Die Unzulänglichkeit des gegenwärtigen Nationalstaatensystems lässt sich im Hinblick auf Migration sehr genau beobachten. Dass so viele Menschen im Nahen Osten und in Afrika gezwungen sind, ihre Länder zu verlassen, ist ein Ergebnis dieses inhärenten Versagens, ebenso wie die Unfähigkeit des Nationalstaatensystems, mit den ethischen, politischen und materiellen Konsequenzen von Migration angemessen umzugehen. Während der Staat zwischen Bürger*innen und Nicht-Bürger*innen unterscheidet, stellt Migration – verstanden als politische und soziale Bewegung – gängige Vorstellungen von Staatsangehörigkeit in Frage und setzt auf Strategien, die zumindest das „Recht, Rechte zu haben“ (Hannah Arendt, Elemente und Ursprünge totaler Herrschaft) einfordern.

Während die weitere Entwicklung dieser Bewegungen angesichts wachsender Nationalismen und Rassismus kaum abzusehen ist, bilden sich Transformationen aus, die in den nächsten Jahren noch an Gewicht gewinnen werden: Viele der gegenwärtigen Mutationen des Nationalstaatensystems haben damit zu tun, dass staatliches Handeln zunehmend von Technologien und globalen Finanzkreisläufen bestimmt wird.

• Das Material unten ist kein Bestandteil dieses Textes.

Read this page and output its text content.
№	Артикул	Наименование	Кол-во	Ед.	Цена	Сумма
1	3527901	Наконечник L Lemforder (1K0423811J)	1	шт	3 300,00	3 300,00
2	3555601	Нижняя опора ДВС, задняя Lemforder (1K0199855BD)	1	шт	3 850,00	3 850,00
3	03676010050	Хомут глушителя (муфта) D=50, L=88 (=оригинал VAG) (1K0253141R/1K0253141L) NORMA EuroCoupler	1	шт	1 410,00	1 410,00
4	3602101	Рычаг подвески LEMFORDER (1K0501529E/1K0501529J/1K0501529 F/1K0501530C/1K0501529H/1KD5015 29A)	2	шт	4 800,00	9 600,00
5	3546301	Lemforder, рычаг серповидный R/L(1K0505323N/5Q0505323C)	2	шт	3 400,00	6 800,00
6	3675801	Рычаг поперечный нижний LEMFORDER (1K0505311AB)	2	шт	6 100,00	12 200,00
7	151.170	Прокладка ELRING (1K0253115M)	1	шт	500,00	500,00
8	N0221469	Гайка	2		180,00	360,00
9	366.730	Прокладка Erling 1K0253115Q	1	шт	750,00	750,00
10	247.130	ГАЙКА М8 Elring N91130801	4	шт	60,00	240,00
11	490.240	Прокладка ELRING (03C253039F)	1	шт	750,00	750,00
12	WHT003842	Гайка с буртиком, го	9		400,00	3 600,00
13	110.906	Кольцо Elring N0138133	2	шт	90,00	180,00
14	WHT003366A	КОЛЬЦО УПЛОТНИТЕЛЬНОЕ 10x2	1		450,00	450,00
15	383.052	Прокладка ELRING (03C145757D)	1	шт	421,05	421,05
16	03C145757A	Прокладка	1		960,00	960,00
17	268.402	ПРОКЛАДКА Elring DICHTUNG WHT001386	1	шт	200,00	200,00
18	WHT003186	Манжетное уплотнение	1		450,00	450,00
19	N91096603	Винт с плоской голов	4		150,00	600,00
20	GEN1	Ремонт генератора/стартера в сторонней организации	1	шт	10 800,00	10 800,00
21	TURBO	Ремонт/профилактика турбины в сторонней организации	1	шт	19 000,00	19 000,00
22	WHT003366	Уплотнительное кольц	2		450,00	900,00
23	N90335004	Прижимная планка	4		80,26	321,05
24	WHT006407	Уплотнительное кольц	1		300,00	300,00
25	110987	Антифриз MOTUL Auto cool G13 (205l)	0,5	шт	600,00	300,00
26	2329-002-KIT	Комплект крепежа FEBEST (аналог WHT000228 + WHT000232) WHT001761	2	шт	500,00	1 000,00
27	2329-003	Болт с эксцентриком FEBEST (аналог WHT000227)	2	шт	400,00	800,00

Das hat augenscheinlich zu einer Erosion essenzieller Bereiche staatlicher Autorität geführt, die teilweise an private und suprastaatliche Organisationen ausgelagert wurden. Gleichzeitig sind andere staatliche Funktionen erstarkt, insbesondere auf dem Gebiet der Sicherheit und sozialen Kontrolle. Zusammengenommen haben diese Entwicklungen die Vorstellung davon, was der Staat ist und welchem Zweck er dient, längst verändert. Da der Westen nicht länger das Monopol auf diese Vorstellungen hält, ist der gegenwärtige Wandel von mächtigen neuen Konzepten des Nationalstaats beeinflusst, die jenseits der westlichen Welt entstanden sind: Konzepte, die oft nur noch wenig mit Begriffen wie Liberalismus und Demokratie gemein haben, welche früher so scheinbar unverbrüchlich mit der Zukunft der gesamten Welt verbunden schienen.

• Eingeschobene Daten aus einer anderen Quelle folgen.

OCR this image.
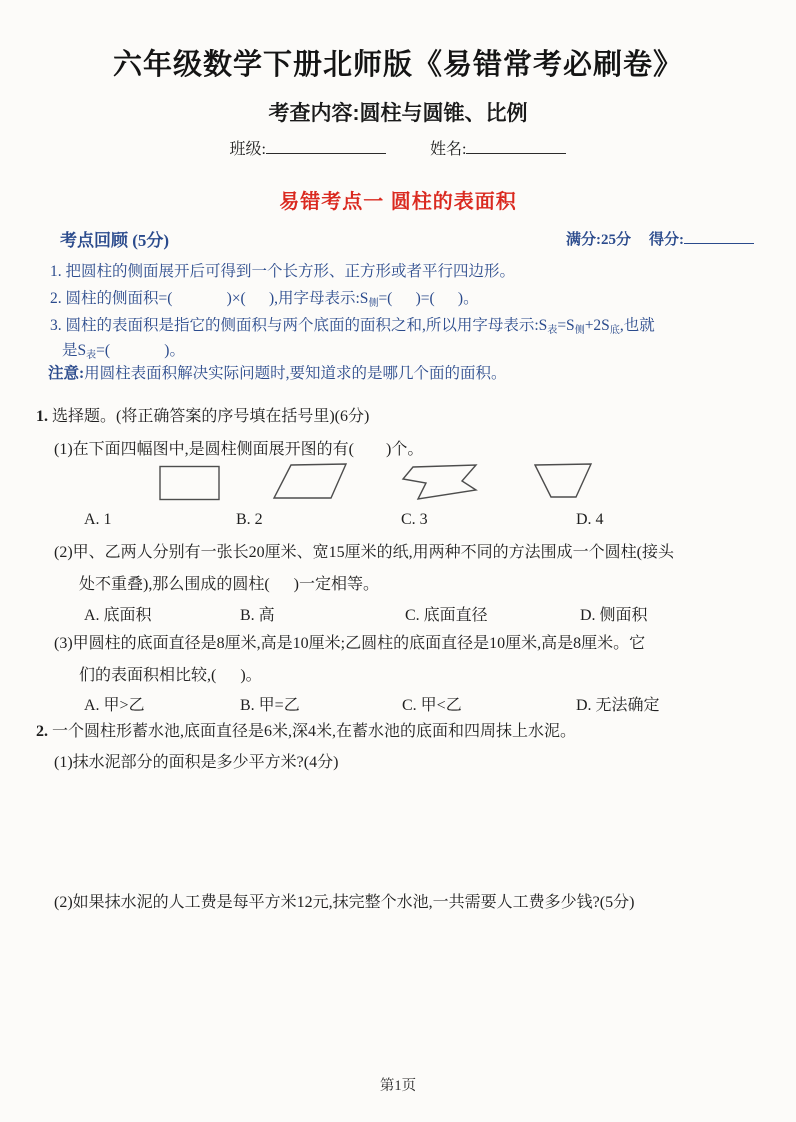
六年级数学下册北师版《易错常考必刷卷》
考查内容:圆柱与圆锥、比例
班级:	姓名:
易错考点一 圆柱的表面积
考点回顾 (5分)	满分:25分 得分:
1. 把圆柱的侧面展开后可得到一个长方形、正方形或者平行四边形。
2. 圆柱的侧面积=(              )×(      ),用字母表示$:S_侧=$(      )=(      )。
3. 圆柱的表面积是指它的侧面积与两个底面的面积之和,所以用字母表示$:S_表=S_侧+2S_底$,也就
是$S_表=$(              )。
注意:用圆柱表面积解决实际问题时,要知道求的是哪几个面的面积。
1. 选择题。(将正确答案的序号填在括号里)(6分)
(1)在下面四幅图中,是圆柱侧面展开图的有(        )个。
A. 1	B. 2	C. 3	D. 4
(2)甲、乙两人分别有一张长20厘米、宽15厘米的纸,用两种不同的方法围成一个圆柱(接头
处不重叠),那么围成的圆柱(      )一定相等。
A. 底面积	B. 高	C. 底面直径	D. 侧面积
(3)甲圆柱的底面直径是8厘米,高是10厘米;乙圆柱的底面直径是10厘米,高是8厘米。它
们的表面积相比较,(      )。
A. 甲>乙	B. 甲=乙	C. 甲<乙	D. 无法确定
2. 一个圆柱形蓄水池,底面直径是6米,深4米,在蓄水池的底面和四周抹上水泥。
(1)抹水泥部分的面积是多少平方米?(4分)
(2)如果抹水泥的人工费是每平方米12元,抹完整个水池,一共需要人工费多少钱?(5分)
第1页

Die Jetztzeit der Monster verfolgt dabei eine zweifache Suchbewegung. Zum einen soll die Gewalt als Strukturprinzip sichtbar gemacht werden. Zum anderen folgen wir den Spuren des Fundaments heutiger Verhältnisse in der Geschichte: der Gewalt, dem Ausschluss, den Auslagerungen und Vertreibungen. Dabei kommen alternative Erzählungen von Vergangenheit, Gegenwart und Zukunft zur Sprache, denn sie ermöglichen nicht zuletzt, sich das Ausgeschlossene, längst Verworfene zu vergegenwärtigen: „Das Reale muss zur Dichtung werden, damit es gedacht werden kann“ (Jacques Rancière, Die Aufteilung des Sinnlichen).

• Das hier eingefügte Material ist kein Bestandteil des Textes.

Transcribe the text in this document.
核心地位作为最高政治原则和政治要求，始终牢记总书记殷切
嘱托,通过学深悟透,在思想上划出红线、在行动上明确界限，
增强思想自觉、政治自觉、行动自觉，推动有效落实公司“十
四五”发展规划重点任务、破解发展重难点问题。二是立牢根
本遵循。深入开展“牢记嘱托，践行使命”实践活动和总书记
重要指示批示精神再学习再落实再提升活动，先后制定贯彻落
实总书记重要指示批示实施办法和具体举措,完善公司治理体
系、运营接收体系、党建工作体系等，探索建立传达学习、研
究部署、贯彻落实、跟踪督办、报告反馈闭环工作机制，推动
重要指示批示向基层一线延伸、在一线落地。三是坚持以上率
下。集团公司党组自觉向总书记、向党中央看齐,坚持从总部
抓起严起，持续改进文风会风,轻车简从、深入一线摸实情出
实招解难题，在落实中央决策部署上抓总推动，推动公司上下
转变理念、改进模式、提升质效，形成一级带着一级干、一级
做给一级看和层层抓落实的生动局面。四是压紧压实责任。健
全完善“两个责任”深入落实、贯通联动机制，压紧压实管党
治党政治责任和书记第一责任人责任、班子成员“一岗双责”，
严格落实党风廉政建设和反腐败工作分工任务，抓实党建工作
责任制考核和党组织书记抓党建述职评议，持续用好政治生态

Hierbei spielt Zeitlichkeit eine wesentliche Rolle. Um Zukünftigkeit zurückzugewinnen, machen wir die Jetztzeit (Walter Benjamin) selbst zur Frage. Gramsci verortete die Krise – die Zeit morbider Symptome – in dem Umstand, dass die alte Welt im Sterben liegt und die neue noch nicht geboren ist. Auch die heutige Krise – die Zeit der Monster – ist durch zeitliche und strukturelle Störungen bedingt. Wir wollen daher einen Raum schaffen, durch den die Gegenwart wieder lesbar wird, indem wir ihre historischen Bedingtheiten dekonstruieren und damit ein Denken über das Nationalstaatensystem hinaus ermöglichen.